"Yea!" assented Ali-Jân, "but I would he had as fine a sense of danger. Dost know that he hath put on four Hindustâni cooks to his Royal Kitchen, because forsooth, he hath never tasted the dishes of this accursed country and must needs try them?"
"Aye!" said Mahomed Bakshi, who was Superintendent-of-the-Household, "and what is worse, they be the Royal cooks of the late King! Heard you ever such fool-hardiness? Lo! I have put on two new tasters; but what is that? These idolaters have strange ways and strange poisons."
"And strange dishes!" put in Târdi-Beg. "Lo! I eat none at the Emperor's supper parties."
"Nor I," chorused several.
"Gentlemen!" said Mahomed Bakshi. "You speak without thought for the interior of a kitchen. Poison may go into any pot. 'Twere better to eat nothing. Then would my labours be less."
"Thy percentages also," laughed a recognised wit. "Heed him not, gentlemen. 'Tis but his way of keeping our stomachs empty, so that more profit fills his pocket."
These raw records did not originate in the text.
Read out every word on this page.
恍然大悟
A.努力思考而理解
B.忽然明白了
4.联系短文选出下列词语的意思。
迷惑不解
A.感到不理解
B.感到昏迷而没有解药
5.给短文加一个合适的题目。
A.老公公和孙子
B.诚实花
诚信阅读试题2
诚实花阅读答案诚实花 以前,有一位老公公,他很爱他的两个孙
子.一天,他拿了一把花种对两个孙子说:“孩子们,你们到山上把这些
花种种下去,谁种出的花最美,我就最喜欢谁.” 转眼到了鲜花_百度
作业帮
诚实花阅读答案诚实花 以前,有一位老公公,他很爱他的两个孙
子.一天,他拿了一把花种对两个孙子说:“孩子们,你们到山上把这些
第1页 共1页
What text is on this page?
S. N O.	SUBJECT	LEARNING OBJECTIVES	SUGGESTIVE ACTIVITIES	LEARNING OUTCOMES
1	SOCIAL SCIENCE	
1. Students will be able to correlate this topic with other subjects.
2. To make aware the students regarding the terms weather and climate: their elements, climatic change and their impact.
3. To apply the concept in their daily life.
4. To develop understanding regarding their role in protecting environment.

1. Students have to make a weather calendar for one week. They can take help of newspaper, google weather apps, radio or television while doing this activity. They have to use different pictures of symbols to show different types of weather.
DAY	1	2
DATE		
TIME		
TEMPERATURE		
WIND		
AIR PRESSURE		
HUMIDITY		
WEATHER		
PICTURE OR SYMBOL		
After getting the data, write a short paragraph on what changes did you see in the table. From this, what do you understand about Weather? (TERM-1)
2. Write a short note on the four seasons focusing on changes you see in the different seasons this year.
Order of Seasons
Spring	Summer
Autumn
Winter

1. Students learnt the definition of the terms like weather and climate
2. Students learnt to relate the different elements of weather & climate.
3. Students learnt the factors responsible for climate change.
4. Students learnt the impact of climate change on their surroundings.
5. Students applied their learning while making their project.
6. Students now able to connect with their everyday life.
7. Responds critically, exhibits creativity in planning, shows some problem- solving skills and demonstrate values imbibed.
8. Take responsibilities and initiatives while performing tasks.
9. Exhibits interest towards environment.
So the subject was dismissed with a joke; though in truth it was far from being one. For Babar's somewhat reckless appointment of these four Hindustâni cooks, had set in train one of those fine-drawn female plots to poison which seem inseparable from the seclusion of women. It is as if the concentrated, confined vitality, denied outlet in natural ways, seeks expression in pure venom. The late Sultân-Ibrahîm's mother lived, by Babar's generosity, in comparative State. He had assigned lands to her, treated her with the utmost respect, and when he addressed her, did so as "mother." But the mere chance of having a Hindustâni cook in the royal kitchen was too much for gratitude.
The result Babar wrote to Mahâm when, considerably the worse for the incident, he was still living on water-lily flowers brayed in milk.
"The ill-fated lady, having heard of my appointment of cooks, delivered no less than a quarter of an ounce of poison to a female slave and sent it to Ahmed, her taster, wrapped up in a folded paper. He, seducing the man by promise of vast lands, handed it to one of the cooks, desiring him by some means or another to throw it into my food. The man did not throw it into the pot, because I had strictly enjoined my tasters ever to watch the Hindustânis; fortunately, therefore, he only threw it into the tray. In this fashion. When they were dishing the meat, my graceless tasters must have been inattentive, for he managed to throw about one-half of the poison on a plate which held some thin slices of bread. These he covered with meat fried in butter. The better half in his haste he spilt in the fireplace.
"It was fried hare. I am very fond of hare, so I ate a good deal and also fried carrot. I was not, however, sensible of any disagreeable taste. But while I was eating some smoked-dried meat I felt nausea. Now the day before while eating this smoke-dried flesh I had detected an unpleasant taste in a part of it. I therefore ascribed my nausea to that incident. But it was not so. I was very ill. Now I have never been ill in that way even after drinking wine. Suspicion therefore crossed my mind immediately. I desired the cooks to be taken into custody, and directed the rest of the meat to be given to a dog, and that it be shut up. The dog became sick, his belly swelled, he could not be induced to rise until noon next day when he rose and recovered. Two young menials in the kitchen who had partaken of the food also suffered. One indeed, was extremely ill, but in the end both escaped.